Unfortunately the truth is that not everyone will be that close to each other. Maybe you could try looking for people who may share similar personality traits with you? Talking to someone else who is also quiet or doesn't quite fit in can help

Uber bjifcy Nov 30, 2017

Join a startup. I generally avoid making friends at work if it’s a large company. Too much liability. For example, what if you say something they take offense to?

Google pojvfg Nov 30, 2017

have their back, be trustworthy, if they volunteer personal information you are more in the clear for taking steps towards developing friendship, join in on coffee breaks and occasional after work events. it’s rare to find people willing to bond with you like this and maintain the friendship for longer. i would recommend being cautious. don’t be too trustworthy of others, it’s hard to tell for a few months whether they are an asshole or not. if they are- it would be nicer if you had kept a distance the whole time and not given them space to hurt you. this sounds like a prisoners dilemma situation if both parties actually wanted to be friends in the first place with my mindset.

Amazon emerldyeti Nov 30, 2017

How long have been in your team? It also sometimes depends if everyone is in the same age bracket for you to relate to everyone. You do not need to know all of them well, however you can make buddies over coffee or lunch etc

Facebook codgun Nov 30, 2017

I have the same trouble as you -- can't connect with people in larger groups. Try having 1:1 conversations. For me this usually happens during breakfast/lunch/dinner when there's only one other person from my team around. It starts with superficial stuff. Force yourself to keep doing it regardless. Eventually you will become friends. To me it happened over many months, but I do have 3-4 coworkers that I call friends now. I remember my social psychology professor used to say all strong relationships are built like peeling an onion, slow and steady, one layer at a time. I think it applies here.

New
EVFR72 Nov 30, 2017

Despite some comments here, some of my closest friends have indeed come from workplaces. You need friends at work so that you can be honest without being perceived as a Nay-sayer.

PwC GDP Nov 30, 2017

Work is work. Those that make friends and hang out are cool..sounds like it doesn’t come natural to you so just don’t. If it seems superficial then it is. Others don’t have that issue. Either way so be it and focus on work. A good co-working relationship is different then trying to find your next life long friend. Relax.

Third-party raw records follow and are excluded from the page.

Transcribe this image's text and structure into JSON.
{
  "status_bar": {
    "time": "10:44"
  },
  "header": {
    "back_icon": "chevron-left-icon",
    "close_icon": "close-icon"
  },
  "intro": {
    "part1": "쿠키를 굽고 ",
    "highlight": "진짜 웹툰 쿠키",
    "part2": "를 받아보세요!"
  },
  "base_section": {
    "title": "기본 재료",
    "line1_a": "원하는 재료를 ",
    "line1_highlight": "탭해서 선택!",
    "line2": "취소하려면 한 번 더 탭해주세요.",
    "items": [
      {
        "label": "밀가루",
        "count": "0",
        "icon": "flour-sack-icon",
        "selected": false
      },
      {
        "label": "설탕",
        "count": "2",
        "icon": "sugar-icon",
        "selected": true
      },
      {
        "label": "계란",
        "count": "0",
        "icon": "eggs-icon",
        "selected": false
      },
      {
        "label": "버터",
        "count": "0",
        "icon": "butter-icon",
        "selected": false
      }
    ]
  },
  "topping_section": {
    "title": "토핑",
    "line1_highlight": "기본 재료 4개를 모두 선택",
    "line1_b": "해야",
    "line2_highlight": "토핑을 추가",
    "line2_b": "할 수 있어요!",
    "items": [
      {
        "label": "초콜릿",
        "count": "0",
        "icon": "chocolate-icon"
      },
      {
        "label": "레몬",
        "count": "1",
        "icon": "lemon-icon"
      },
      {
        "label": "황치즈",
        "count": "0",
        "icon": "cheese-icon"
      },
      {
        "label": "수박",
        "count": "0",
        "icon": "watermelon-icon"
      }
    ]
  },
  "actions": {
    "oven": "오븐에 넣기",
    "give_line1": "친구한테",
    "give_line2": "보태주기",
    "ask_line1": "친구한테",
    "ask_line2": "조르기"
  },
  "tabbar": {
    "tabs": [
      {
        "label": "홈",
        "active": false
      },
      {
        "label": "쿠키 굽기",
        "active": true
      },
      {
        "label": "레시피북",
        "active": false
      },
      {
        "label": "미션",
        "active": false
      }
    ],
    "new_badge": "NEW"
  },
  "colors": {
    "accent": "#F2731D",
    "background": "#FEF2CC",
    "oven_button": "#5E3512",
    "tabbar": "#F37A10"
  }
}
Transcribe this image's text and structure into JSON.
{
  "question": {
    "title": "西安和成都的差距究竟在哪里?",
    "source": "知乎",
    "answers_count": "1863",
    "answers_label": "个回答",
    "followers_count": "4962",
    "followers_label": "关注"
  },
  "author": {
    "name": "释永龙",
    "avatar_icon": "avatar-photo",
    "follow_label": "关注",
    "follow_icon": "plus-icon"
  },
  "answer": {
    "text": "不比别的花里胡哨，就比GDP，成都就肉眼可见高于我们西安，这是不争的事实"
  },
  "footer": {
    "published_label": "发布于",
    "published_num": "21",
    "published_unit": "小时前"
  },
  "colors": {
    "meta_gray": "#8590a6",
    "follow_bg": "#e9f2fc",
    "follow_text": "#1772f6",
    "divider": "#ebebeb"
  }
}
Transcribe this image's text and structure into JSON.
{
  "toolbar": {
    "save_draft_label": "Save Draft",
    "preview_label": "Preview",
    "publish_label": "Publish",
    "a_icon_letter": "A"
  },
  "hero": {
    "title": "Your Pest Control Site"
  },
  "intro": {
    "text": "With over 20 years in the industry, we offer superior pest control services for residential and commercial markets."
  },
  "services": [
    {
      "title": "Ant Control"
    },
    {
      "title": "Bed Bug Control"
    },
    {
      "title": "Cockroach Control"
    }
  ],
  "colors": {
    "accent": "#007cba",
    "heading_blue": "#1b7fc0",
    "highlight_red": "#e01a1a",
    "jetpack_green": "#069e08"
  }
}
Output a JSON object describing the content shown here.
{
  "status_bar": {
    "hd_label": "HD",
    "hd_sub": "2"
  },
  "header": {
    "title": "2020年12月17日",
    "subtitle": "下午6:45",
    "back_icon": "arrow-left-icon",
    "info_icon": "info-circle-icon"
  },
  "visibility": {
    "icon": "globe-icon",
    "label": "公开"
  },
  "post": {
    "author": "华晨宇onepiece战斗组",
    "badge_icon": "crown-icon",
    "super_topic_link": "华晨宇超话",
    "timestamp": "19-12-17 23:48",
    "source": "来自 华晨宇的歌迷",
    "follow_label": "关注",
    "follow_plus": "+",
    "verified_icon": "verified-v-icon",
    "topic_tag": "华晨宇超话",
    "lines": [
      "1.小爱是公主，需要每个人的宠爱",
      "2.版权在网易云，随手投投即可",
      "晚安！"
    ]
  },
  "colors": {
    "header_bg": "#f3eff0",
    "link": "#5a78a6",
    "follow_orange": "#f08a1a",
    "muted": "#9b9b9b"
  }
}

Google monklife Nov 30, 2017

I used to think about this too. The best bet is to be cordial, keep your guard up, wait for others to volunteer information and go out to social events when possible. You might wind up connecting with someone you previously thought you had no connection to. But keep in mind that it’s work and these people aren’t going home thinking about you. Focus on your work first and foremost.